European makers of coal-fired power plants could get financial help to export the equipment, according to a Commission policy paper, flying in the face of environmental opposition to any form of subsidy for coal.
Coal is the most polluting fossil fuel, emitting around twice as much carbon dioxide as gas when used to generate power.
As a result, the European Union is phasing out subsidies for domestic coal plants by 2018 in line with its efforts to take a global lead in the fight against climate change.
But a paper prepared by officials from the European Commission trade department says export credits, or preferential loans to help cover exports costs, should be continued for the most modern coal plant technology.
“It has to be recognised that at a global level, coal as an important source of energy production is not going to disappear immediately,” says the paper circulated among representatives of EU member states.
“The EU delegation would consider it logical to try to see how the OECD export credit community can create incentives to ensure that this continued use of coal as an energy source is at least done in the most climate-friendly way possible,” it said, referring to the Organisation for Economic Cooperation and Development.
The Commission, the EU executive, does not comment on unpublished documents.
An EU diplomat, speaking on condition of anonymity, said the policy paper was informal, but had received positive reactions from “most member states”.
The diplomat added the OECD export credit group would debate the issue later this month. The Paris-based OECD was not immediately available for comment.
The size of the credits are not huge, but environmental campaigners say any financing for coal should stop.

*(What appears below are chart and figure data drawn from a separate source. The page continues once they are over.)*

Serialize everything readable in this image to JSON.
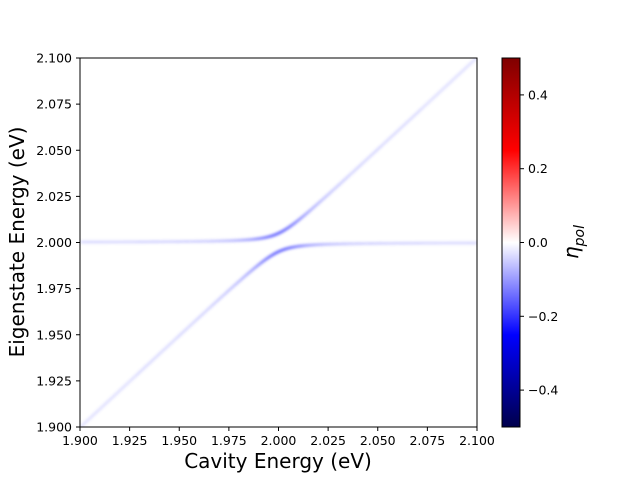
{
  "chart_data": {
    "type": "heatmap",
    "xlabel": "Cavity Energy (eV)",
    "ylabel": "Eigenstate Energy (eV)",
    "xlim": [
      1.9,
      2.1
    ],
    "ylim": [
      1.9,
      2.1
    ],
    "x_ticks": [
      "1.900",
      "1.925",
      "1.950",
      "1.975",
      "2.000",
      "2.025",
      "2.050",
      "2.075",
      "2.100"
    ],
    "y_ticks": [
      "1.900",
      "1.925",
      "1.950",
      "1.975",
      "2.000",
      "2.025",
      "2.050",
      "2.075",
      "2.100"
    ],
    "colorbar": {
      "label": "η_pol",
      "label_main": "η",
      "label_sub": "pol",
      "range": [
        -0.5,
        0.5
      ],
      "colormap": "seismic",
      "ticks": [
        "−0.4",
        "−0.2",
        "0.0",
        "0.2",
        "0.4"
      ],
      "tick_values": [
        -0.4,
        -0.2,
        0.0,
        0.2,
        0.4
      ]
    },
    "features": {
      "cavity_line": "diagonal, eigenstate energy = cavity energy, faint blue",
      "exciton_line_energy": 2.0,
      "anticrossing_center": [
        2.0,
        2.0
      ],
      "rabi_splitting_ev": 0.01,
      "peak_eta": -0.04
    },
    "colors": {
      "feature": "#6a6aff",
      "axis": "#000000"
    }
  }
}
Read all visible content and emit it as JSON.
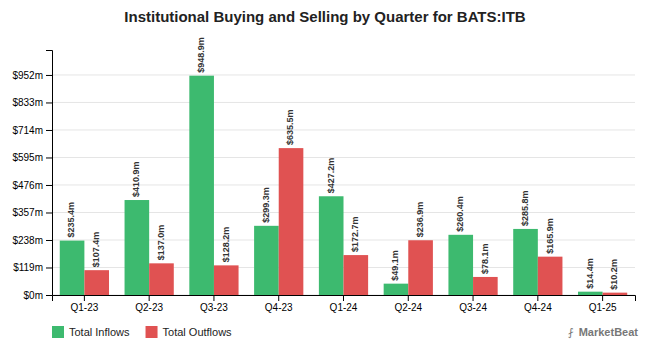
{
  "chart_data": {
    "type": "bar",
    "title": "Institutional Buying and Selling by Quarter for BATS:ITB",
    "categories": [
      "Q1-23",
      "Q2-23",
      "Q3-23",
      "Q4-23",
      "Q1-24",
      "Q2-24",
      "Q3-24",
      "Q4-24",
      "Q1-25"
    ],
    "series": [
      {
        "name": "Total Inflows",
        "color": "#3dba6f",
        "values": [
          235.4,
          410.9,
          948.9,
          299.3,
          427.2,
          49.1,
          260.4,
          285.8,
          14.4
        ],
        "value_labels": [
          "$235.4m",
          "$410.9m",
          "$948.9m",
          "$299.3m",
          "$427.2m",
          "$49.1m",
          "$260.4m",
          "$285.8m",
          "$14.4m"
        ]
      },
      {
        "name": "Total Outflows",
        "color": "#e05252",
        "values": [
          107.4,
          137.0,
          128.2,
          635.5,
          172.7,
          236.9,
          78.1,
          165.9,
          10.2
        ],
        "value_labels": [
          "$107.4m",
          "$137.0m",
          "$128.2m",
          "$635.5m",
          "$172.7m",
          "$236.9m",
          "$78.1m",
          "$165.9m",
          "$10.2m"
        ]
      }
    ],
    "ylim": [
      0,
      1060
    ],
    "yticks": [
      {
        "value": 0,
        "label": "$0m"
      },
      {
        "value": 119,
        "label": "$119m"
      },
      {
        "value": 238,
        "label": "$238m"
      },
      {
        "value": 357,
        "label": "$357m"
      },
      {
        "value": 476,
        "label": "$476m"
      },
      {
        "value": 595,
        "label": "$595m"
      },
      {
        "value": 714,
        "label": "$714m"
      },
      {
        "value": 833,
        "label": "$833m"
      },
      {
        "value": 952,
        "label": "$952m"
      }
    ],
    "grid": true,
    "legend": "lower left",
    "data_labels": true,
    "annotations": [
      "MarketBeat",
      "⨏"
    ]
  }
}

In an April briefing paper on coal finance, the World Wildlife Fund conservation group said countries around the world provided $7 billion (€5.1bn) over the period 2007-2013 for developing coal overseas.
Of this, export credit preferential loans accounted for some $5 billion (€3.6bn), with Germany, followed by France, being the biggest providers in Europe.

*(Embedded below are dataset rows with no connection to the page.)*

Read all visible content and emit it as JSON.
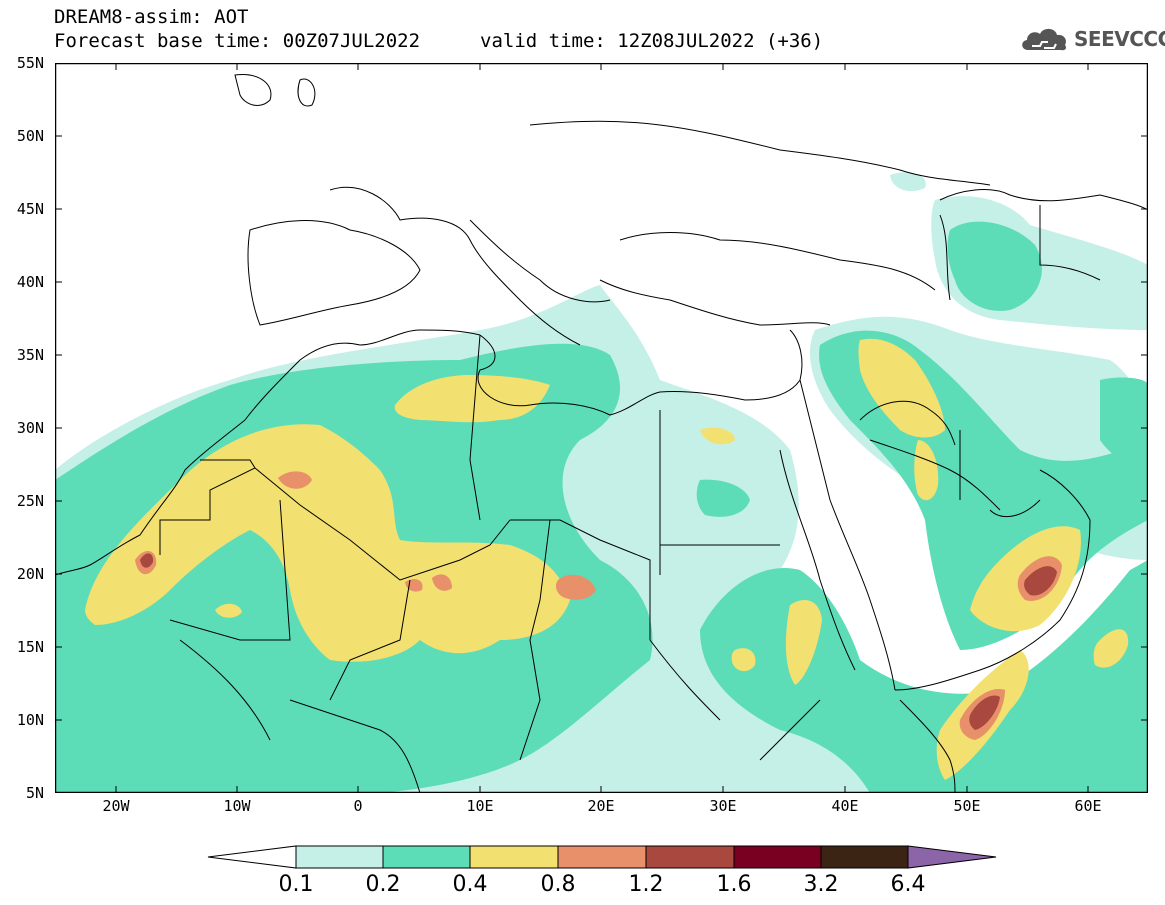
{
  "header": {
    "line1": "DREAM8-assim: AOT",
    "line2": "Forecast base time: 00Z07JUL2022",
    "valid": "valid time: 12Z08JUL2022 (+36)"
  },
  "logo": {
    "text": "SEEVCCC",
    "icon": "cloud-icon"
  },
  "axes": {
    "lat_labels": [
      "55N",
      "50N",
      "45N",
      "40N",
      "35N",
      "30N",
      "25N",
      "20N",
      "15N",
      "10N",
      "5N"
    ],
    "lon_labels": [
      "20W",
      "10W",
      "0",
      "10E",
      "20E",
      "30E",
      "40E",
      "50E",
      "60E"
    ],
    "lat_range": [
      5,
      55
    ],
    "lon_range": [
      -25,
      65
    ]
  },
  "colorbar": {
    "labels": [
      "0.1",
      "0.2",
      "0.4",
      "0.8",
      "1.2",
      "1.6",
      "3.2",
      "6.4"
    ],
    "colors": [
      "#ffffff",
      "#c4f0e8",
      "#5ddcb8",
      "#f2e070",
      "#e8906a",
      "#a8483e",
      "#7a0022",
      "#3c2414",
      "#8c64a8"
    ]
  }
}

Alstom of France, one of the EU makers of equipment for coal-fired power plants, said there was no contradiction with EU environmental ambitions.
Giles Dickson, head of environmental policies and global advocacy for Alstom in Paris, said countries with no limits on coal plant financing would move in to replace those who cannot provide export credits.
“They will fill the gap with technologies that may not necessarily be as efficient or as clean as other technologies,” he said. “The consequence could well be that the emissions go up, not down.”
EU wants to lead
The EU has sought to lead the global fight against climate change. It is likely to meet a 2020 goal to cut carbon emissions by 20% versus 1990 levels, but has yet to reach agreement on a suggested deeper cut of 40% by 2030.
Nations such as Poland, which is heavily dependent on coal for its own power generation, say there is no point in the EU, which emits only around 11% of all emissions, taking the lead until much bigger emitters such as China and the United States agree to cuts as part of a global deal.
The United States on Monday (2 June) went some way towards catching up with Europe by unveiling a plan to curb the amount of carbon dioxide the power sector can emit.
Its existing goal is to cut emissions by 17% below 2005 levels by 2020, equivalent to a cut of 3.5% below 1990 levels, but it is ahead of the EU in some respects as the United States has already promised to end funding for coal overseas.